Les intelligences artificielles progressent en médecine, mais une étude révèle leurs limites dans le diagnostic médical précoce. Une supervision humaine semble nécessaire pour éviter les erreurs.

Diagnostic médical : pourquoi l’IA se trompe encore witsarut sakorn / istock




L'ESSENTIEL
  • Les IA médicales échouent encore souvent au diagnostic précoce.
  • Elles sont performantes en fin d’analyse mais faibles au départ.
  • La supervision humaine reste indispensable.

Les modèles de langage comme ChatGPT, Claude ou Gemini fascinent par leurs performances. Mais peuvent-ils vraiment remplacer un médecin face à un patient ? Une nouvelle étude, publiée le 13 avril dans JAMA Network Open, tempère fortement cette hypothèse : malgré des progrès majeurs, ces outils d’intelligence artificielle (IA) échouent encore massivement dans une étape clé du raisonnement clinique.

Des IA à la peine pour les premiers symptômes

Selon les chercheurs du réseau hospitalier américain Mass General Brigham, les modèles d’IA échouent à proposer un diagnostic différentiel pertinent dans plus de 80 % des cas. Cette étape consiste à distinguer plusieurs maladies possibles présentant des symptômes similaires. Elle est essentielle pour orienter les examens et éviter les erreurs. Marc Succi, co-auteur de l’étude, souligne auprès d’Euronews : "Malgré des améliorations continues, les modèles de langage prêts à l’emploi ne sont pas prêts pour une utilisation clinique sans supervision." Il rappelle que cette capacité relève de ce qu’il appelle "l’art de la médecine".

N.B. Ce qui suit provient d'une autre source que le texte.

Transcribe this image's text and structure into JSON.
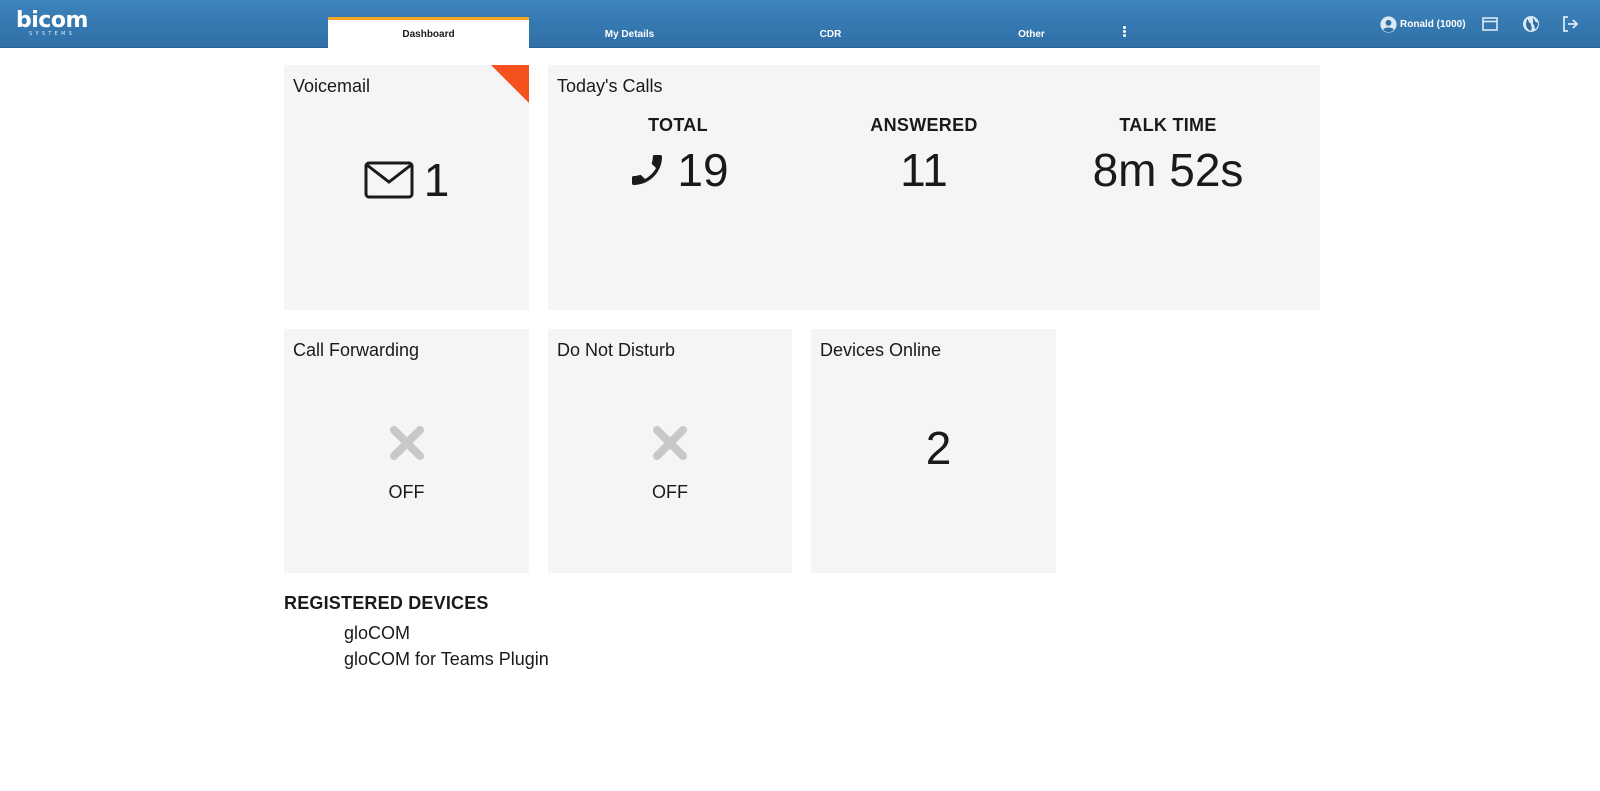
{
  "header": {
    "logo": "bicom",
    "logo_sub": "SYSTEMS",
    "tabs": [
      {
        "label": "Dashboard",
        "active": true
      },
      {
        "label": "My Details",
        "active": false
      },
      {
        "label": "CDR",
        "active": false
      },
      {
        "label": "Other",
        "active": false
      }
    ],
    "more_icon": "vertical-ellipsis-icon",
    "user_label": "Ronald (1000)",
    "icons": [
      "user-circle-icon",
      "window-icon",
      "globe-icon",
      "logout-icon"
    ],
    "colors": {
      "bar": "#3578b2",
      "active_tab_accent": "#f5a623"
    }
  },
  "voicemail": {
    "title": "Voicemail",
    "icon": "envelope-icon",
    "count": "1",
    "corner_color": "#f4511e"
  },
  "todays_calls": {
    "title": "Today's Calls",
    "stats": [
      {
        "label": "TOTAL",
        "value": "19",
        "icon": "phone-icon"
      },
      {
        "label": "ANSWERED",
        "value": "11"
      },
      {
        "label": "TALK TIME",
        "value": "8m 52s"
      }
    ]
  },
  "call_forwarding": {
    "title": "Call Forwarding",
    "icon": "x-icon",
    "status": "OFF"
  },
  "do_not_disturb": {
    "title": "Do Not Disturb",
    "icon": "x-icon",
    "status": "OFF"
  },
  "devices_online": {
    "title": "Devices Online",
    "value": "2"
  },
  "registered_devices": {
    "title": "REGISTERED DEVICES",
    "items": [
      "gloCOM",
      "gloCOM for Teams Plugin"
    ]
  }
}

Pour mener leurs travaux, les scientifiques ont analysé 21 modèles, dont GPT, Claude, Gemini ou Grok, à partir de 29 cas cliniques simulés via l’outil PrIME-LLM. Résultat : les IA obtiennent de bons scores pour établir un diagnostic final, avec des taux de réussite allant de 60 % à plus de 90 %. Mais cette performance cache une limite. Comme l’explique Arya Rao, co-autrice, "ces modèles sont excellents pour nommer un diagnostic final lorsque toutes les données sont disponibles, mais ils peinent au début d’un cas, quand les informations sont limitées." Autrement dit, ils réussissent mieux à confirmer qu’à explorer.

Vers une collaboration homme-machine ?

Même les modèles les plus avancés, comme GPT-5, Gemini 3.0 ou Claude 4.5, restent dépendants des données fournies et peinent à gérer les incertitudes. Les chercheurs insistent donc sur la nécessité d’avoir toujours un "humain dans la boucle" pour superviser leur utilisation. Une position partagée par Susana Manso García, experte en santé numérique : "L’étude insiste sur le fait qu’ils ne doivent pas être utilisés pour prendre des décisions cliniques sans supervision." La spécialiste recommande au public de rester vigilant et de consulter un professionnel en cas de doute.

Faut-il pour autant que le grand public abandonne ces outils ? Non, selon les auteurs. Utilisées comme aides à la décision, les IA pourraient en effet améliorer la qualité des soins, notamment en analysant rapidement de grandes quantités de données. Mais pour l’instant, elles ne remplacent pas le raisonnement humain en matière de médecine.